After the Bartitsu Club closed down (circa 1902), Uyenishi continued his work as a professional wrestler and also taught jiujitsu classes at the self defence academy that had been established by his former Bartitsu Club colleague, Pierre Vigny. His abilities as a teacher were often remarked upon, and by 1903 he had established his own dojo, the School of Japanese Self Defence, at 31 Golden Square, Piccadilly Circus. Uyenishi adapted enthusiastically to life in Edwardian London society. He was an exotic "character" whose stylish dress-sense and gentlemanly bearing were considered noteworthy by several interviewers. In 1905, with the assistance of his student E.H. Nelson and writing under his professional wrestling alias of "Raku", Uyenishi produced his Text-Book of Ju-Jutsu, which became a popular reference work. Within, his credentials were listed as: "Instructor to the following Colleges in Japan: Riku-gun yo-nan gako (The Military College for Officers); Tai-iku-kai (The Imperial Military College of Physical Training); Shi-han-gako (The School of Instructors); Jun sa ki-shun-sho (The Police Training School); All Government Schools in Osaka; And to The Army Gymnastic Staff, Headquarters Gymnasium, Aldershot". Three years later, while continuing his wrestling as a sideline, Uyenishi was also employed as a hand-to-hand combat instructor at Aldershot Military School and at Shorncliffe Army Camp. During the period of 1907–8, Uyenishi embarked on a highly successful professional tour of Spain, Portugal and other European countries, teaching jiujitsu classes and performing exhibitions and challenge matches with local wrestlers.

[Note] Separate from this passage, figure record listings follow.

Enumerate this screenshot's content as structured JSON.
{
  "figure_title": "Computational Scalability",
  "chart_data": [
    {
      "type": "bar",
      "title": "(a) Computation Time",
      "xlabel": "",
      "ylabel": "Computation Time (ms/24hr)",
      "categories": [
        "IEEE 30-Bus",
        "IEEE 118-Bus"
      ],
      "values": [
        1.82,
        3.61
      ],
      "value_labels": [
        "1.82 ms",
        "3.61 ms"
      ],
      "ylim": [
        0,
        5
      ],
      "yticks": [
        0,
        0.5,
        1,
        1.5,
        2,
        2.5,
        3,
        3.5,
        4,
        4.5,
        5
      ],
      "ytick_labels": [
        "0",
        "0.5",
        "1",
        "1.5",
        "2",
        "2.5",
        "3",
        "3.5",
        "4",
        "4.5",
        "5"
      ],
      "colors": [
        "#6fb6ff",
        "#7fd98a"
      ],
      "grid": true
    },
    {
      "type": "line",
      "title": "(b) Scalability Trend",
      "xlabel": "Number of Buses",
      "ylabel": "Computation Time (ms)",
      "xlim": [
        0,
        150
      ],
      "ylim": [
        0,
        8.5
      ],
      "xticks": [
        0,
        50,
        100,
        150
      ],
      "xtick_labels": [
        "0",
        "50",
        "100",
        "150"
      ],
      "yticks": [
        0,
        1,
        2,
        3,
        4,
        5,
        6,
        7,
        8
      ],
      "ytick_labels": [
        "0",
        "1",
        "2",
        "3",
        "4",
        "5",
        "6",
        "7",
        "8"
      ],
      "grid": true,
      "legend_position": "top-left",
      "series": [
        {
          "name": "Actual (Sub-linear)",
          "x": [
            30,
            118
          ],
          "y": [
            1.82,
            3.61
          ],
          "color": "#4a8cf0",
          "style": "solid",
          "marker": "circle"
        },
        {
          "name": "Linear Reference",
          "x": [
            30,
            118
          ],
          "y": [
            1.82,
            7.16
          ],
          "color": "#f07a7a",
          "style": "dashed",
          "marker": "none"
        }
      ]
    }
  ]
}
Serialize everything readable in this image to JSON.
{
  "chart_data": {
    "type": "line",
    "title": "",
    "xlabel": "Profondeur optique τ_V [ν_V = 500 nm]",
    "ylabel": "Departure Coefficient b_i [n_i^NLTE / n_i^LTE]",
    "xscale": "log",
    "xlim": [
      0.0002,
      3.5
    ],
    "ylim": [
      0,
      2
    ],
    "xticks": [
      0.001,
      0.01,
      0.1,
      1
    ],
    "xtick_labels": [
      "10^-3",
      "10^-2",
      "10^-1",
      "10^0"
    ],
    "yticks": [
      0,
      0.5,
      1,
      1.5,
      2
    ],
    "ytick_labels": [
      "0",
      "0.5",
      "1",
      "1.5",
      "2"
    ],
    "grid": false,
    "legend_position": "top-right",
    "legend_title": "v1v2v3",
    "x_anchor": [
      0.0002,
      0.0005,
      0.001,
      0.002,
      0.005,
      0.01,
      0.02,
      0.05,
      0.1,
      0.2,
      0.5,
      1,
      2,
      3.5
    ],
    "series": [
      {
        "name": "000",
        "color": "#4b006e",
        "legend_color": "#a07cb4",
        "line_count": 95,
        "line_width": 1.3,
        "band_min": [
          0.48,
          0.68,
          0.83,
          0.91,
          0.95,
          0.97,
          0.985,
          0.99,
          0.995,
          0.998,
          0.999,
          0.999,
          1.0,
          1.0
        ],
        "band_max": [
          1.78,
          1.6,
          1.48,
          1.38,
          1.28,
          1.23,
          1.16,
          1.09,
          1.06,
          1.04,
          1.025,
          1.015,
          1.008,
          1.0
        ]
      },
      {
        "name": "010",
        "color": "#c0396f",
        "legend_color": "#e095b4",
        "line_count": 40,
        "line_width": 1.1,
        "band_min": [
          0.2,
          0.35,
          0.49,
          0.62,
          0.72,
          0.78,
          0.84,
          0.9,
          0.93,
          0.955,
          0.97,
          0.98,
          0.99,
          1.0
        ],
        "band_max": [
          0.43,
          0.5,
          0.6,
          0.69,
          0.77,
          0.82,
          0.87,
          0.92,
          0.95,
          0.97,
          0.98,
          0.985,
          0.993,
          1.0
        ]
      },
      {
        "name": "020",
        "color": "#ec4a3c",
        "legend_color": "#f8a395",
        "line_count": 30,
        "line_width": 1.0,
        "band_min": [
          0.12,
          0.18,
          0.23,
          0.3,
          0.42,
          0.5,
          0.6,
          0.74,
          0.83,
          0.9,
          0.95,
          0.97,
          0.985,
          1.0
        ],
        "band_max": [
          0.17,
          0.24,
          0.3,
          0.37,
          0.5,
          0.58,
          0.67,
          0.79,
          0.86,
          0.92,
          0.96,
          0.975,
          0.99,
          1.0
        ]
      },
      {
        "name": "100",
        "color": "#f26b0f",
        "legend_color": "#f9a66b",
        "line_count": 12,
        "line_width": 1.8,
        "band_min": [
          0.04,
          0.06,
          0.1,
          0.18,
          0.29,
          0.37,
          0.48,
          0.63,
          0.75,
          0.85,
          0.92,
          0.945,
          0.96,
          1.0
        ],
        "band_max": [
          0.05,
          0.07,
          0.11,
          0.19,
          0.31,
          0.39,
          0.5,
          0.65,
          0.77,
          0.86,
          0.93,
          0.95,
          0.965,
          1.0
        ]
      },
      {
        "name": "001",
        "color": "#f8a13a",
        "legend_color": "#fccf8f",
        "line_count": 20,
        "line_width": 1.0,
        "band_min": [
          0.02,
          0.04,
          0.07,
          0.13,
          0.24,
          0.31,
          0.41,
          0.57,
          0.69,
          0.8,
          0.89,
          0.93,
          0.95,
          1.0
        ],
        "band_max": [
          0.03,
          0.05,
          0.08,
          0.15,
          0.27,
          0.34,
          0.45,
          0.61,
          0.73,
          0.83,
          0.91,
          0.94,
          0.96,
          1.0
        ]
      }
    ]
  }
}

== Return to Japan and death ==

In late 1908 Uyenishi returned to Japan, leaving his Golden Square school in the charge of his senior student, William Garrud. Little is known of his life after that date, but British jujitsu authority Percy Longhurst, in writing an updated biography of Uyenishi for the 9th edition of his Text-Book published just after the Second World War, noted that Uyenishi had died "some years before".

== Legacy ==

Notable individuals who were directly influenced by Sadakazu Uyenishi's teaching included William Garrud whose book The Complete Jujitsuan (published in 1914) became a standard reference work on the subject; Edith Garrud, who went on to establish jujitsu classes for members of the militant Suffragette movement; and Emily Watts, whose 1906 book The Fine Art of Jujitsu was the first English work to record Kodokan judo kata. Some contemporary English judo and jujitsu clubs can trace their teaching lineage back to Sadakazu Uyenishi.